这描述太抽象,宋连也不确定到底是什么。他用铲子小心翼翼刮开地面的焦黑灰烬,发现有一片区域留有一滩水渍一样的深色痕迹。附近还散落有一些不规则的、深褐色硬块。
他将这些硬块和灰烬样本收集到随身携带的木盒中。
再往里走,是一处天井小院,小院中种植的花草和不老松已经在高温中枯萎,但四周连廊似乎没有遭到太严重的毁坏。
按照他们整体勘测的火势走向,东边的账房应当受损严重:大火先自西向东烧过账房,后来因为风向变化,火势换了方向往西烧去,这里又经历了二次损毁。
账簿全都化为灰烬,书架木桌完全碳化。宋连在墙角也发现了几处“V”字形痕迹。
西边的库房损毁程度不亚于账房,并且更为惨烈。因为这里除了“V”字形痕迹、深褐色硬块,还有十多具焦黑的尸体!
03
宋连、甲丁和云娘,用白色颜料在尸体边沿标记好位置和轮廓,并在绘图中做了相应标记。
最后,三人将焦黑的尸体移动开,在地面边沿也发现了一些水渍样痕迹。
现场勘验完毕后,宋连叫了几个衙吏帮忙将所有尸体小心抬出,和其他尸体集中放置在一起。并要求府衙协助在停尸区域临时搭建一个“验尸棚”,他要现场进行尸检。
“火情有异?”在外等候多时的傅濂和苏轼询问情况。
“我怀疑是人为纵火。”宋连回答,“起火点正是惠民药局。如果是意外走水,火势应该是一个扇形,由一个点向四周扩散。但你们看,”他把甲丁绘制的图纸向二位展开:“前厅、东、西两侧房间都几乎烧成了灰,但中间的院子反而不太严重。另外,这里、这里……这些标记‘V’的地方,都有泼洒火油助燃的迹象,甲丁在这些地方,以及这些尸体上也都闻到了火油味道。”

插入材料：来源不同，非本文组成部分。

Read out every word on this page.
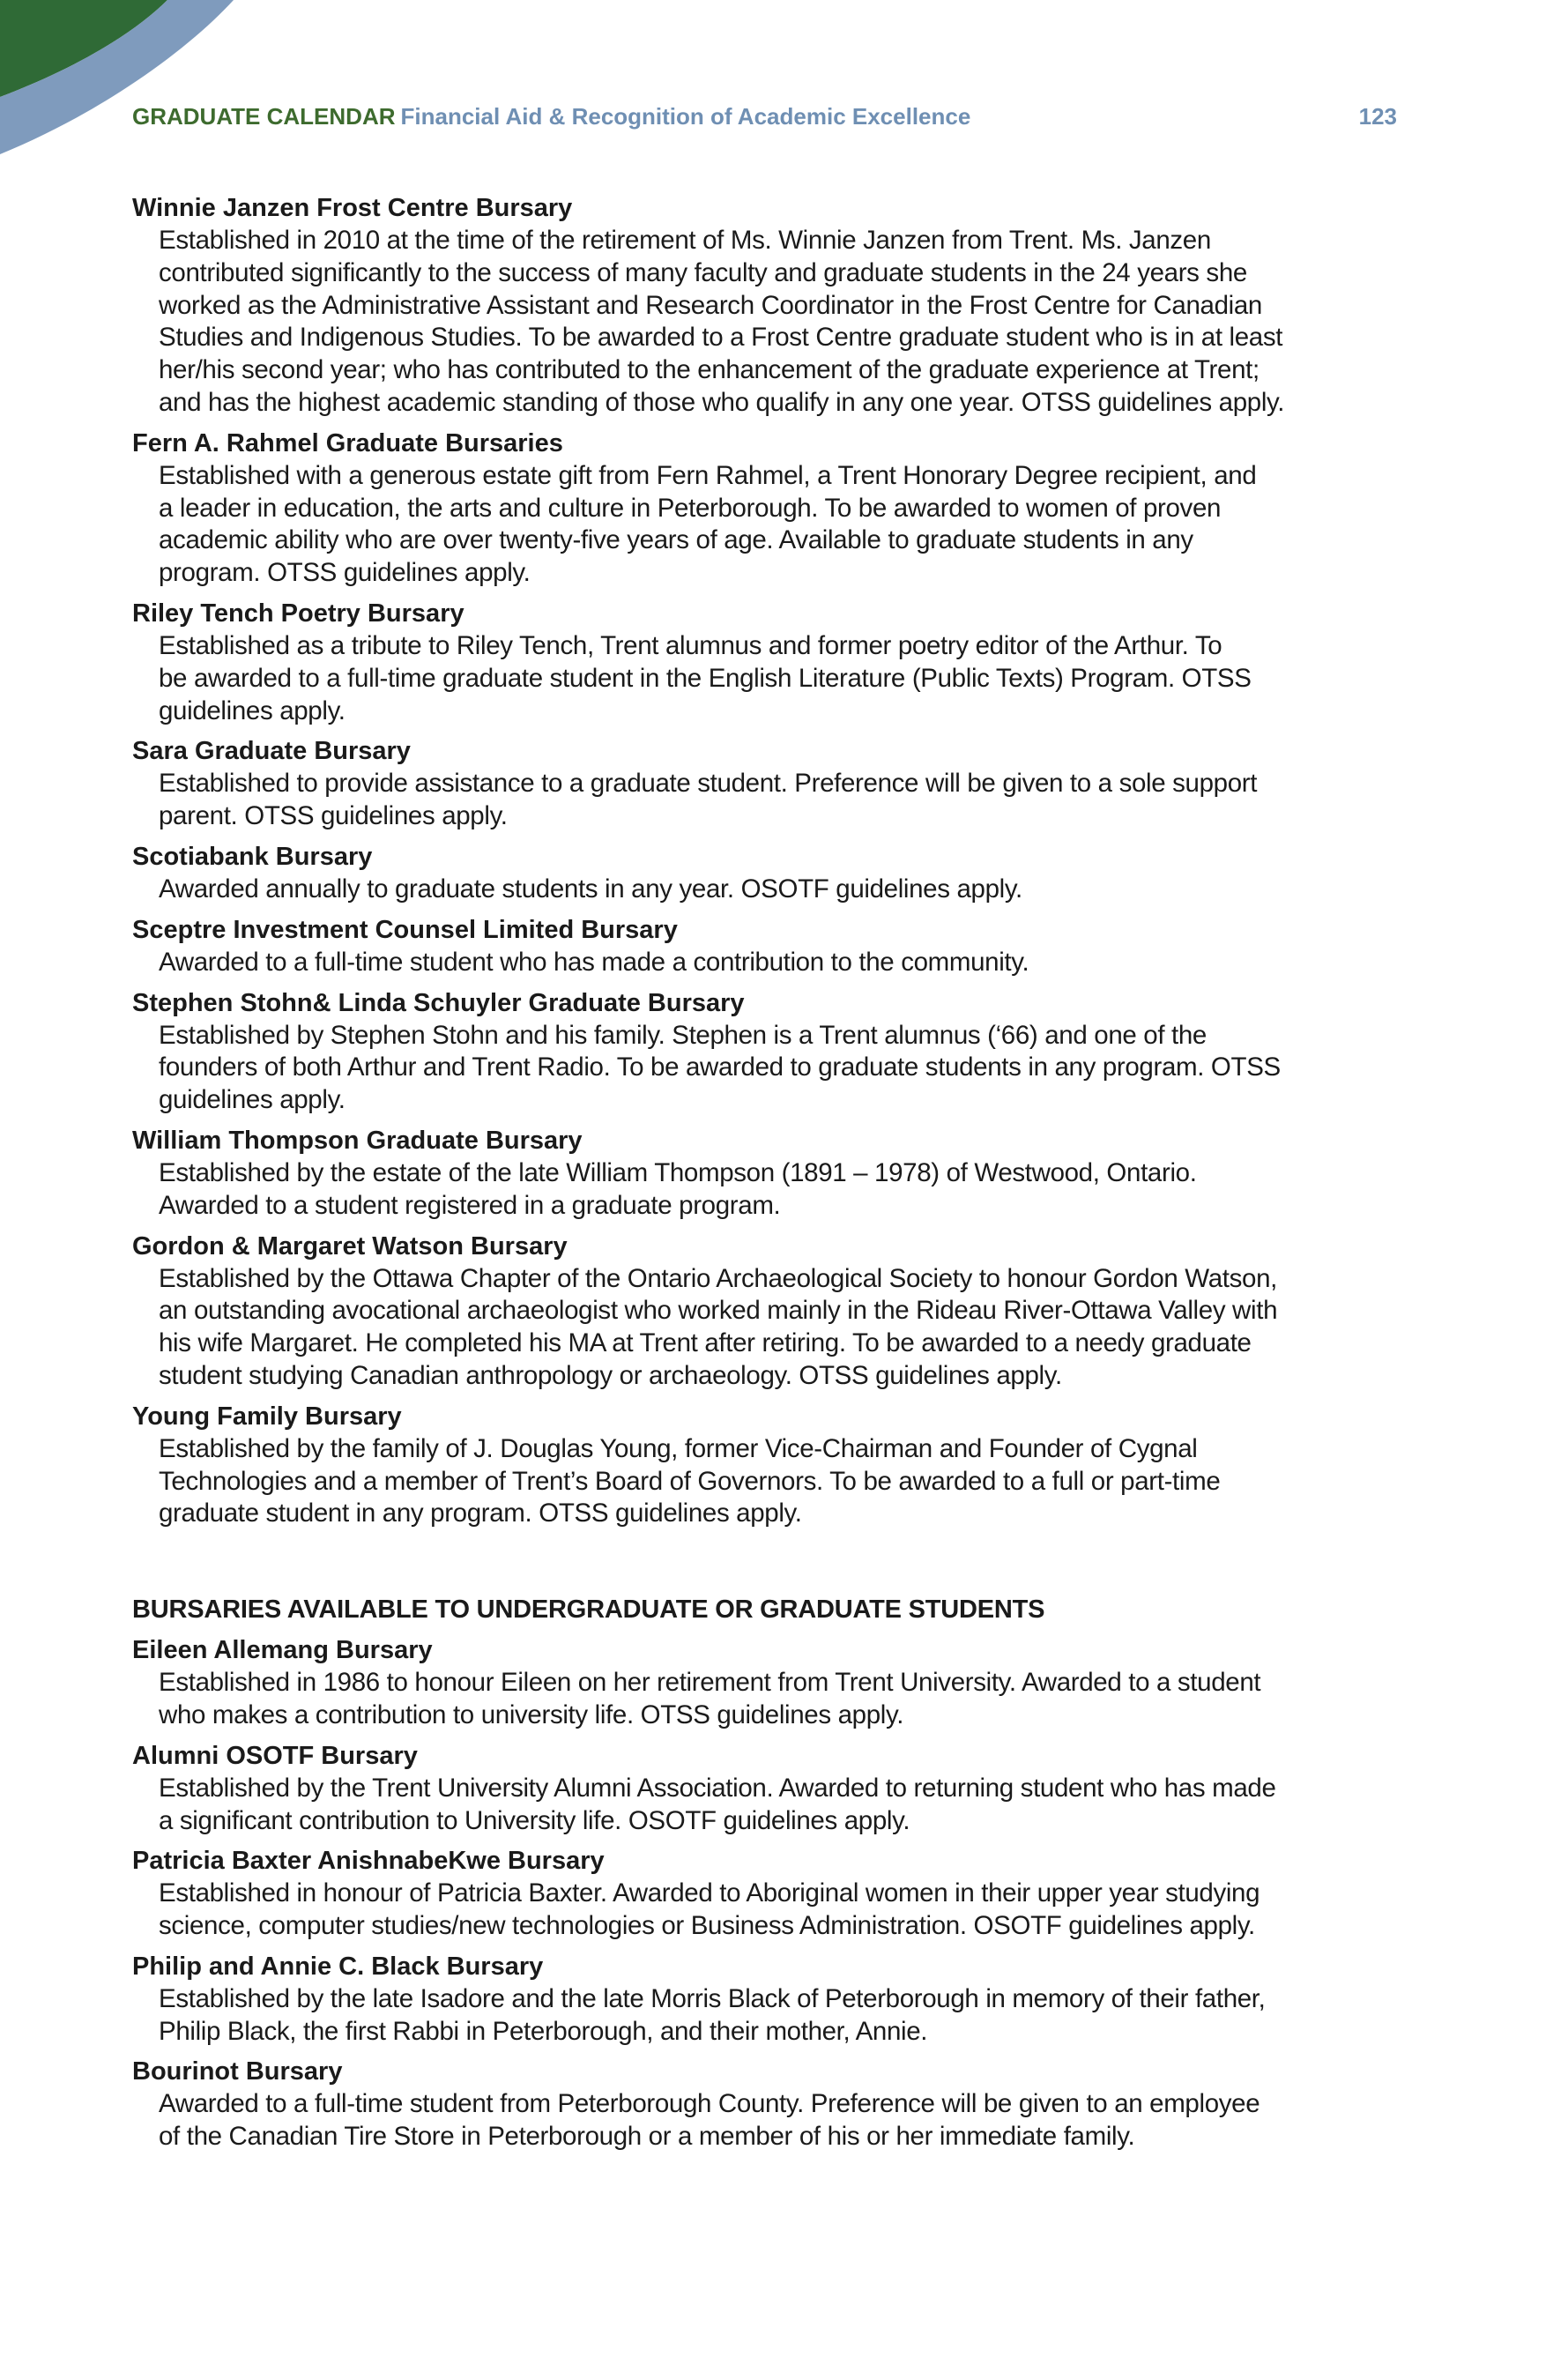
GRADUATE CALENDAR Financial Aid & Recognition of Academic Excellence	123
Winnie Janzen Frost Centre Bursary
Established in 2010 at the time of the retirement of Ms. Winnie Janzen from Trent. Ms. Janzen
contributed significantly to the success of many faculty and graduate students in the 24 years she
worked as the Administrative Assistant and Research Coordinator in the Frost Centre for Canadian
Studies and Indigenous Studies. To be awarded to a Frost Centre graduate student who is in at least
her/his second year; who has contributed to the enhancement of the graduate experience at Trent;
and has the highest academic standing of those who qualify in any one year. OTSS guidelines apply.
Fern A. Rahmel Graduate Bursaries
Established with a generous estate gift from Fern Rahmel, a Trent Honorary Degree recipient, and
a leader in education, the arts and culture in Peterborough. To be awarded to women of proven
academic ability who are over twenty-five years of age. Available to graduate students in any
program. OTSS guidelines apply.
Riley Tench Poetry Bursary
Established as a tribute to Riley Tench, Trent alumnus and former poetry editor of the Arthur. To
be awarded to a full-time graduate student in the English Literature (Public Texts) Program. OTSS
guidelines apply.
Sara Graduate Bursary
Established to provide assistance to a graduate student. Preference will be given to a sole support
parent. OTSS guidelines apply.
Scotiabank Bursary
Awarded annually to graduate students in any year. OSOTF guidelines apply.
Sceptre Investment Counsel Limited Bursary
Awarded to a full-time student who has made a contribution to the community.
Stephen Stohn& Linda Schuyler Graduate Bursary
Established by Stephen Stohn and his family. Stephen is a Trent alumnus (‘66) and one of the
founders of both Arthur and Trent Radio. To be awarded to graduate students in any program. OTSS
guidelines apply.
William Thompson Graduate Bursary
Established by the estate of the late William Thompson (1891 – 1978) of Westwood, Ontario.
Awarded to a student registered in a graduate program.
Gordon & Margaret Watson Bursary
Established by the Ottawa Chapter of the Ontario Archaeological Society to honour Gordon Watson,
an outstanding avocational archaeologist who worked mainly in the Rideau River-Ottawa Valley with
his wife Margaret. He completed his MA at Trent after retiring. To be awarded to a needy graduate
student studying Canadian anthropology or archaeology. OTSS guidelines apply.
Young Family Bursary
Established by the family of J. Douglas Young, former Vice-Chairman and Founder of Cygnal
Technologies and a member of Trent’s Board of Governors. To be awarded to a full or part-time
graduate student in any program. OTSS guidelines apply.
BURSARIES AVAILABLE TO UNDERGRADUATE OR GRADUATE STUDENTS
Eileen Allemang Bursary
Established in 1986 to honour Eileen on her retirement from Trent University. Awarded to a student
who makes a contribution to university life. OTSS guidelines apply.
Alumni OSOTF Bursary
Established by the Trent University Alumni Association. Awarded to returning student who has made
a significant contribution to University life. OSOTF guidelines apply.
Patricia Baxter AnishnabeKwe Bursary
Established in honour of Patricia Baxter. Awarded to Aboriginal women in their upper year studying
science, computer studies/new technologies or Business Administration. OSOTF guidelines apply.
Philip and Annie C. Black Bursary
Established by the late Isadore and the late Morris Black of Peterborough in memory of their father,
Philip Black, the first Rabbi in Peterborough, and their mother, Annie.
Bourinot Bursary
Awarded to a full-time student from Peterborough County. Preference will be given to an employee
of the Canadian Tire Store in Peterborough or a member of his or her immediate family.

宋连将现场提取的不明褐色物体交给苏轼:“苏推官可将这些样本,取一些放入盛满清水的木盆中,剧烈搅拌。静置片刻后仔细观察。若大部分泥沙沉底,而水面上漂浮起七彩的‘油花’,则证明有人在现场泼洒助燃剂,比如火油,刻意纵火。另一些则尝试再次点燃,若是这些已经烧过的东西还能点燃,并冒出浓烈黑烟,燃烧比普通物件更旺更快,也能说明它们很可能就是纵火者用来做'引信'的东西。”
他们明白了宋连的意思:这是一场为了掩盖某个罪恶的人为纵火案,而这些焦黑的尸体,就是现场遗留下来最重要的线索。
他们必须立刻、马上开始尸检。
傅濂一口答应,并立刻向朝廷申请,为此次火灾的勘察开出最高级别权限,允许开封府和提刑司在这种特殊情况下“特事特办”。
这个申请很快得到了年轻皇帝的特批。他刚刚继位便发生了如此严重的火灾。办得好,就是彰显新帝执政能力的好时机;办得不好,就会从此受制于朝堂大臣的掣肘。
他必须全力支持调查,稳住他刚坐不久的皇位。